This article describes Python web crawler instances, crawler definitions, main frameworks, and other basic concepts in detail. For more information, see Python and web crawler.
1. crawler Definition
Crawler: a program that automatically captures Internet data.
2. Main crawler frameworks
Shows the main framework of the crawler. The crawler dispatcher obtains the URL link to be crawled through the URL manager. If the URL Manager contains the URL link to be crawled, the crawler scheduler calls the webpage download server to download the corresponding webpage, then calls the webpage parser to parse the webpage, and adds the new URL in the webpage to the URL manager to output valuable data.
3. crawler timeline
4. URL Manager
The URL Manager manages the URL set to be crawled and the URL set to be crawled to prevent repeated crawling and circular crawling. Shows the main functions of the URL Manager:
In terms of implementation, the URL manager mainly uses memory (set), and relational database (MySQL) in Python ). Small programs are generally implemented in memory. The set () Type Built in Python can automatically determine whether the elements are repeated. For larger programs, databases are generally used for implementation.
5. webpage download Tool
The webpage download tool in Python mainly uses the urllib library, which is a built-in python module.
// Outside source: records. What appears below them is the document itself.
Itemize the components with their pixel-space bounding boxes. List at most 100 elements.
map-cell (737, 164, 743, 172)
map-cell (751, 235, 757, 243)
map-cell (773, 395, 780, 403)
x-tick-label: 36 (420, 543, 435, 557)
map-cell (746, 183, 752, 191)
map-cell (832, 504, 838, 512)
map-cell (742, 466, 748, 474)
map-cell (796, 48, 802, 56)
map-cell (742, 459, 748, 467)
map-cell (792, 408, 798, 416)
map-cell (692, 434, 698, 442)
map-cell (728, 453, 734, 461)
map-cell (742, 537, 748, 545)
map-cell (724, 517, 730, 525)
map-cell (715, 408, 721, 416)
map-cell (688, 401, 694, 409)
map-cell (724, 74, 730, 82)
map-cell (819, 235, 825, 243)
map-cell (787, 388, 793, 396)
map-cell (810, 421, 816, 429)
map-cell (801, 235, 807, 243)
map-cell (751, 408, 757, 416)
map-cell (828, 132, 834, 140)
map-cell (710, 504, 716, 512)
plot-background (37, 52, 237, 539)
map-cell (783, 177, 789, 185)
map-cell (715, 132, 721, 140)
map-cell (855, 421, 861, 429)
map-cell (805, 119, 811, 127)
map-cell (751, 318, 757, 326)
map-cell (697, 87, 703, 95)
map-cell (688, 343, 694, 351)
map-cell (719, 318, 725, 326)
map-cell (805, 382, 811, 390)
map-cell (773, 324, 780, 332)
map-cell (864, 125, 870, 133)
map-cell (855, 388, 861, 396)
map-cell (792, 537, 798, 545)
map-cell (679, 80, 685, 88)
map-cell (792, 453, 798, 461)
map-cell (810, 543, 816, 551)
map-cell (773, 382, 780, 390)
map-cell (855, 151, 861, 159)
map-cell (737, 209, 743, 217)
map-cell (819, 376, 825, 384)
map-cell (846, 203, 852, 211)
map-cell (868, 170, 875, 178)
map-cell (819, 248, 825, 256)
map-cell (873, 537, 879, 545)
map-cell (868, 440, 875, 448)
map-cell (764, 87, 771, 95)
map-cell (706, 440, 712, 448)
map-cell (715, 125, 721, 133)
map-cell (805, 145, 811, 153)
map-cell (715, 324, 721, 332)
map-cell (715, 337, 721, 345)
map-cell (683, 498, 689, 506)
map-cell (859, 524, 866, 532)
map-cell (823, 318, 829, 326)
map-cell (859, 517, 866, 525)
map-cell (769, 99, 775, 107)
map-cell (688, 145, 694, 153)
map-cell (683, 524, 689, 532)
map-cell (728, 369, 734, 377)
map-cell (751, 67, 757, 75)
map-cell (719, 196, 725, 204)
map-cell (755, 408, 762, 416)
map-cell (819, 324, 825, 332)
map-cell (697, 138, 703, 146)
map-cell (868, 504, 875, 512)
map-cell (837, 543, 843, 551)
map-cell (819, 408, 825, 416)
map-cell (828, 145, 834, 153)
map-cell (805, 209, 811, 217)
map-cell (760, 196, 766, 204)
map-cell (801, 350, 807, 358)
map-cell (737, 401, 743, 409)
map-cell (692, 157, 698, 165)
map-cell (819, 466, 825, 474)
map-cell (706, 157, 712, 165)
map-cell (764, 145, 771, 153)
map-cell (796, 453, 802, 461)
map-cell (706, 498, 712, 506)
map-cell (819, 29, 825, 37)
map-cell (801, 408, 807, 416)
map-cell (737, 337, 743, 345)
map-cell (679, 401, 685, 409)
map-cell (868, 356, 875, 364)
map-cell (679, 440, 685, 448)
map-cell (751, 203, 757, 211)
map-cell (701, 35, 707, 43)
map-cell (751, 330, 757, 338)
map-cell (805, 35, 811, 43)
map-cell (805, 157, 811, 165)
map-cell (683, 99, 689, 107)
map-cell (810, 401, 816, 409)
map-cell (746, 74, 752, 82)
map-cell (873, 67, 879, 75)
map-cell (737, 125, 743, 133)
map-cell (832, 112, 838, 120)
For the urllib2 library in version 2. x, it is integrated into urllib in python3.x and in its request and other sub-modules. The urlopen function in urllib is used to open a url and obtain url data. The parameters of the urlopen function can be url links or request objects. For simple web pages, it is sufficient to directly use url strings for parameters. However, for complex web pages, when you use the urlopen function for a webpage with anti-crawler mechanism, you need to add an http header. For webpages with logon mechanisms, you need to set cookies.
6. Web parser
The Web parser extracts valuable data and new URLs from the url data downloaded by the web download tool. You can use regular expressions and BeautifulSoup to extract data. Regular Expressions use string-based fuzzy match, which has a good effect on the target data with distinctive features, but the versatility is not high. BeautifulSoup is a third-party module for structured resolution of url content. Parse the downloaded webpage content into a DOM tree, which is part of the output of a webpage in Baidu encyclopedia that is crawled by using BeautifulSoup.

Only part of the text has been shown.